The Englishman tells Santiago that Urim and Thummim were “the only form of divination permitted by God. The priests carried them in a golden breastplate.” He speculates that this may be an omen, telling Santiago that everything in life is an omen. The Englishman also tells Santiago that he is in search of a universal language.
Like Santiago, the Englishman too believes in omens. He is also on a quest, for “the one true language of the universe.” Although the relationships are unclear at this point in the book, this language is synonymous with the “secret of the Master Work,” and includes something called the Philosopher’s Stone, which is related somehow to the Elixir of Life. Perhaps the author’s point is that the Englishman has not reached his goal because he has not focused it sufficiently. He cannot fulfill his Personal Legend because it is too vague and jumbled.

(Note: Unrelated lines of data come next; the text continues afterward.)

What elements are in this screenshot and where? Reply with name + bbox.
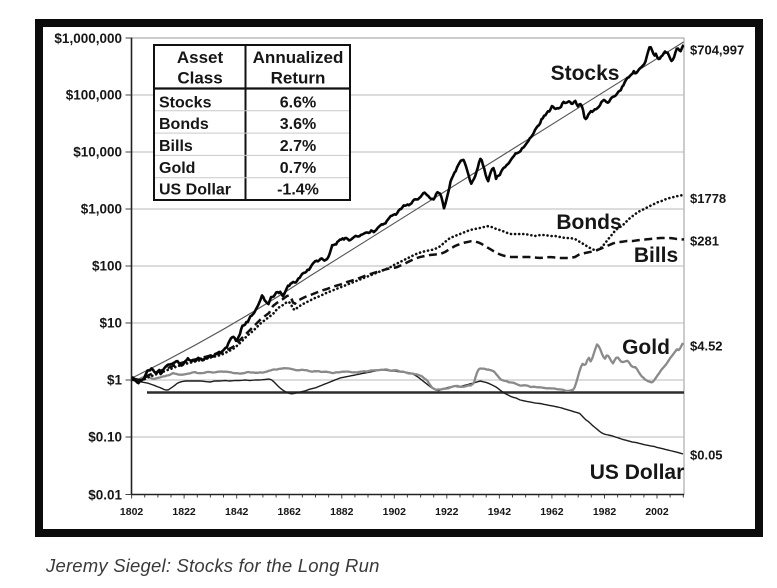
svg-text:$1: $1 bbox=[107, 373, 123, 388]
svg-text:1962: 1962 bbox=[540, 506, 564, 518]
svg-text:US Dollar: US Dollar bbox=[159, 182, 231, 199]
svg-text:1862: 1862 bbox=[278, 506, 302, 518]
svg-text:Bills: Bills bbox=[159, 138, 193, 155]
svg-text:$10,000: $10,000 bbox=[73, 145, 122, 160]
svg-text:Return: Return bbox=[271, 69, 326, 88]
svg-text:US Dollar: US Dollar bbox=[590, 461, 685, 484]
svg-text:3.6%: 3.6% bbox=[280, 116, 316, 133]
svg-text:1802: 1802 bbox=[120, 506, 144, 518]
svg-text:$0.05: $0.05 bbox=[690, 448, 723, 463]
svg-text:1842: 1842 bbox=[225, 506, 249, 518]
svg-text:Gold: Gold bbox=[159, 160, 195, 177]
svg-text:6.6%: 6.6% bbox=[280, 95, 316, 112]
svg-text:Stocks: Stocks bbox=[159, 95, 212, 112]
svg-text:$0.10: $0.10 bbox=[88, 430, 122, 445]
svg-text:$281: $281 bbox=[690, 234, 719, 249]
svg-text:Gold: Gold bbox=[622, 336, 670, 359]
svg-text:$4.52: $4.52 bbox=[690, 339, 723, 354]
svg-text:0.7%: 0.7% bbox=[280, 160, 316, 177]
svg-text:Bonds: Bonds bbox=[556, 211, 621, 234]
svg-text:$1,000: $1,000 bbox=[81, 202, 122, 217]
svg-text:$1,000,000: $1,000,000 bbox=[54, 31, 122, 46]
svg-text:1882: 1882 bbox=[330, 506, 354, 518]
svg-text:Bonds: Bonds bbox=[159, 116, 209, 133]
svg-text:$100,000: $100,000 bbox=[66, 88, 122, 103]
svg-text:Bills: Bills bbox=[634, 244, 678, 267]
svg-text:$100: $100 bbox=[92, 259, 122, 274]
svg-text:1902: 1902 bbox=[383, 506, 407, 518]
svg-text:1982: 1982 bbox=[593, 506, 617, 518]
svg-text:Annualized: Annualized bbox=[253, 48, 344, 67]
svg-text:$704,997: $704,997 bbox=[690, 43, 744, 58]
svg-text:2.7%: 2.7% bbox=[280, 138, 316, 155]
svg-text:Asset: Asset bbox=[177, 48, 224, 67]
svg-text:Class: Class bbox=[177, 69, 222, 88]
svg-text:$0.01: $0.01 bbox=[88, 488, 122, 503]
svg-text:1942: 1942 bbox=[488, 506, 512, 518]
svg-text:1922: 1922 bbox=[435, 506, 459, 518]
svg-text:$1778: $1778 bbox=[690, 191, 726, 206]
svg-text:Stocks: Stocks bbox=[551, 62, 620, 85]
svg-text:$10: $10 bbox=[99, 316, 122, 331]
svg-text:2002: 2002 bbox=[645, 506, 669, 518]
svg-text:-1.4%: -1.4% bbox=[277, 182, 319, 199]
svg-text:1822: 1822 bbox=[172, 506, 196, 518]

Prior to this episode in the novel, it has been difficult to place The Alchemist in time. Does the story take place fifty years ago, or five hundred? This vagueness with respect to setting is intentional on Coelho’s part, as it lends his book a mythic, timeless tone. When the Englishman mentions having studied Esperanto, however, the reader can deduce that The Alchemist is set sometime during the last century and a half, since Esperanto was introduced by the linguist L. L. Zamenhof in 1887.
When the Englishman speaks of shepherds who recognized a king, he means the “king of kings,” Jesus Christ. According to the New Testament, Mary gave birth to Jesus in a stable, where shepherds who had been attracted by a star that shone directly overhead discovered the Son of God.
The Englishman introduces another function of omens in The Alchemist. He tells Santiago (whom he first mistakes for an Arab) that omens are not just for following on the way to achieving one’s Personal Legend. They also can help a person understand the language of the universe. As described by the Englishman, the language of the universe is a kind of lost knowledge — information that everyone in the world used to know, without having to read books. This knowledge has somehow vanished, but the Englishman plans on recovering it with the help of an alchemist.